New Substance Abuse Prevention Method at Center of Rush Grant

Thursday, October 30, 2014

Rush University Medical Center was recently awarded a nearly $1 million grant from the Substance Abuse and Mental Health Services Administration (SAMHSA) to better prepare its students and residents in identifying and treating patients at risk for drug and alcohol addiction.

The Screening Brief Intervention Referral for Treatment (SBIRT) grant will span three years and bring in $922,000 to fund the training and study of a technique that may allow health care workers to better help people who are dealing with substance abuse. More than 400 students in Rush University’s College of Nursing and medical residents in select programs will be trained as part of the grant, which is the only one of its kind among academic medical centers in Illinois.

“A lot of people in the health care field don’t know necessarily how to address this problem,” said Julie Worley, PhD, FNP, PMHNP, assistant professor in the College of Nursing and an assistant director on the grant. “This grant represents a whole different approach, and it gives trainees the skills and the tools to address the problem and to help their patients.”

For years doctors and nurses have used a top-down approach to persuade patients to stop alcohol and substance abuse — basically “lecturing,” said Niranjan Karnik, MD, PhD, associate professor and grant program director. That path has been found to be largely ineffective.

In contrast, the SBIRT grant will train Rush students and residents in “motivational interviewing” — a non-judgmental conversation with patients about their substance use that follows a screening. Doctors and nurses work with the patient to single out strategies for change, provide treatment or write a referral for a specialist if needed.

The grant work targets a larger “middle block” of patients — those who use drugs or alcohol but are not yet considered addicts — across a wide age range, Karnik said. These people would come into primary care clinics for other issues and receive the screening.

SBIRT training will feature in-class and online options, and students and residents will have access to an interactive learning system, with on-site clinical feedback from faculty for a portion of trainees. Faculty will also follow up with trainees after a year to see how they’re implementing the SBIRT model and evaluate its effectiveness.

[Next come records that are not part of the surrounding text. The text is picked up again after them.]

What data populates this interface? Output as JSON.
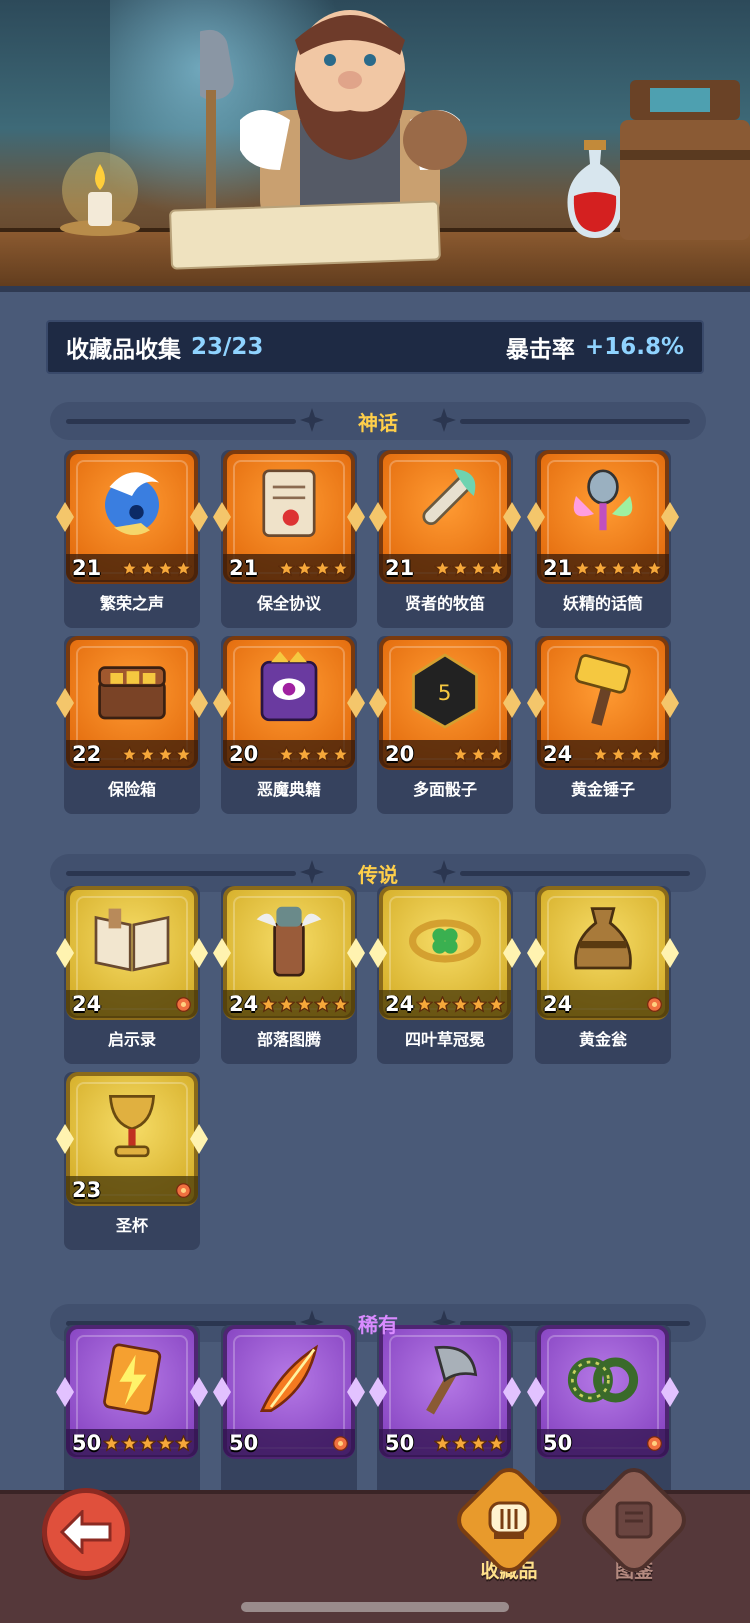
{
  "summary": {
    "label": "收藏品收集",
    "count": "23/23",
    "crit_label": "暴击率",
    "crit_value": "+16.8%"
  },
  "sections": {
    "mythic": {
      "title": "神话",
      "items": [
        {
          "name": "繁荣之声",
          "level": "21",
          "stars": 4,
          "icon": "blue-orb-icon"
        },
        {
          "name": "保全协议",
          "level": "21",
          "stars": 4,
          "icon": "contract-scroll-icon"
        },
        {
          "name": "贤者的牧笛",
          "level": "21",
          "stars": 4,
          "icon": "flute-icon"
        },
        {
          "name": "妖精的话筒",
          "level": "21",
          "stars": 5,
          "icon": "fairy-microphone-icon"
        },
        {
          "name": "保险箱",
          "level": "22",
          "stars": 4,
          "icon": "treasure-chest-icon"
        },
        {
          "name": "恶魔典籍",
          "level": "20",
          "stars": 4,
          "icon": "demon-book-icon"
        },
        {
          "name": "多面骰子",
          "level": "20",
          "stars": 3,
          "icon": "dice-icon"
        },
        {
          "name": "黄金锤子",
          "level": "24",
          "stars": 4,
          "icon": "golden-hammer-icon"
        }
      ]
    },
    "legend": {
      "title": "传说",
      "items": [
        {
          "name": "启示录",
          "level": "24",
          "stars": 1,
          "icon": "open-book-icon"
        },
        {
          "name": "部落图腾",
          "level": "24",
          "stars": 5,
          "icon": "totem-icon"
        },
        {
          "name": "四叶草冠冕",
          "level": "24",
          "stars": 5,
          "icon": "clover-crown-icon"
        },
        {
          "name": "黄金瓮",
          "level": "24",
          "stars": 1,
          "icon": "golden-urn-icon"
        },
        {
          "name": "圣杯",
          "level": "23",
          "stars": 1,
          "icon": "chalice-icon"
        }
      ]
    },
    "rare": {
      "title": "稀有",
      "items": [
        {
          "name": "",
          "level": "50",
          "stars": 5,
          "icon": "lightning-card-icon"
        },
        {
          "name": "",
          "level": "50",
          "stars": 1,
          "icon": "flame-feather-icon"
        },
        {
          "name": "",
          "level": "50",
          "stars": 4,
          "icon": "axe-icon"
        },
        {
          "name": "",
          "level": "50",
          "stars": 1,
          "icon": "thorn-ring-icon"
        }
      ]
    }
  },
  "nav": {
    "collectibles_label": "收藏品",
    "codex_label": "图鉴"
  },
  "colors": {
    "mythic_orange": "#e56f10",
    "legend_gold": "#d8b22e",
    "rare_purple": "#8a48c4",
    "accent_blue": "#8fd3ff",
    "header_gold": "#ffcf4a"
  }
}
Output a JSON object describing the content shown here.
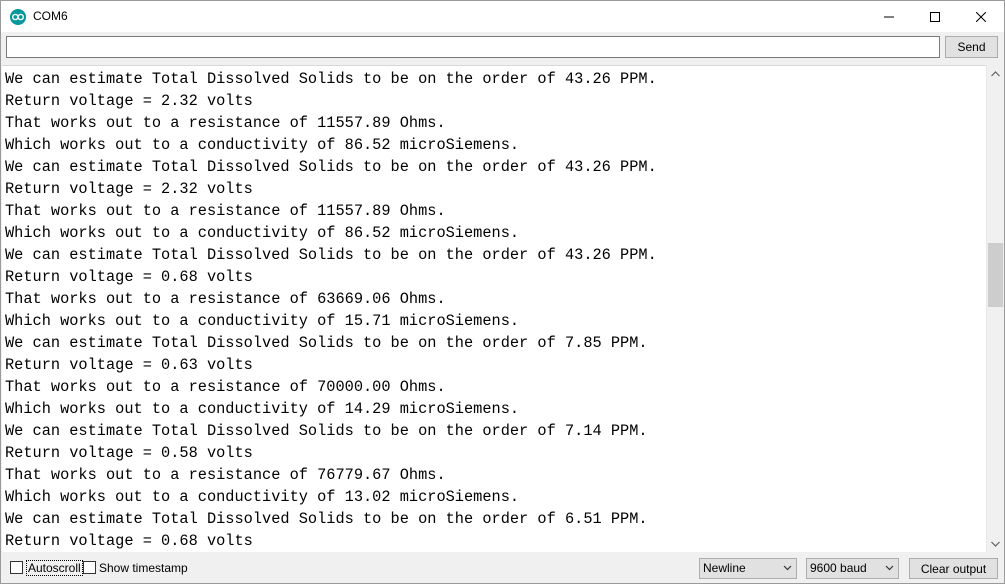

The SBIRT funding is the first interprofessional grant Rush has received. All instruction will be done from a common curriculum, allowing for collaboration and consistent messaging across disciplines. From the College of Nursing, Direct Entry Master’s, Generalist Entry Master’s and Doctor of Nursing Practice students, which include nurse practitioners, will be among those trained, along with residents from the pediatrics, internal medicine and psychiatry programs.

This new effort builds on work from recent SBIRT-related funding at Rush and allied organizations, Karnik said. The Rush Department of Health and Aging had been part of a multi-site collaboration to pilot a specialized SBIRT method for older adults. And SBIRT grants given to Access Community Health Network and the Illinois Department of Human Services can provide Rush faculty with a willing and helpful knowledge base, he added.

Karnik and Worley are joined on the grant team by co-principal investigators Mark Pollack, MD, chairperson of the Department of Psychiatry at Rush; and Kathy Delaney, PhD, PMH-NP, a professor in the College of Nursing. Gail Basch, MD, a psychiatrist at Rush, is the grant’s assistant director for psychiatry.

Ultimately, Rush would like to screen all primary care patients at its hospitals with the SBIRT model, Karnik said. Currently only in-patient psychiatric patients get the screening.

Changes like these would be made to anticipate a shift in U.S. substance abuse care that’s already in its early stages, with the focus moving to more active prevention. The shift might also tie in with future federal requirements.

What shape that may take is still to be determined, but these Rush students and residents will be ready to bring their SBIRT training wherever they go, Karnik said.

“We really are introducing evidence-based best practices that are time-effective into our clinical settings,” he said, “and we’re enabling our trainees to then take these forward into other clinical settings.”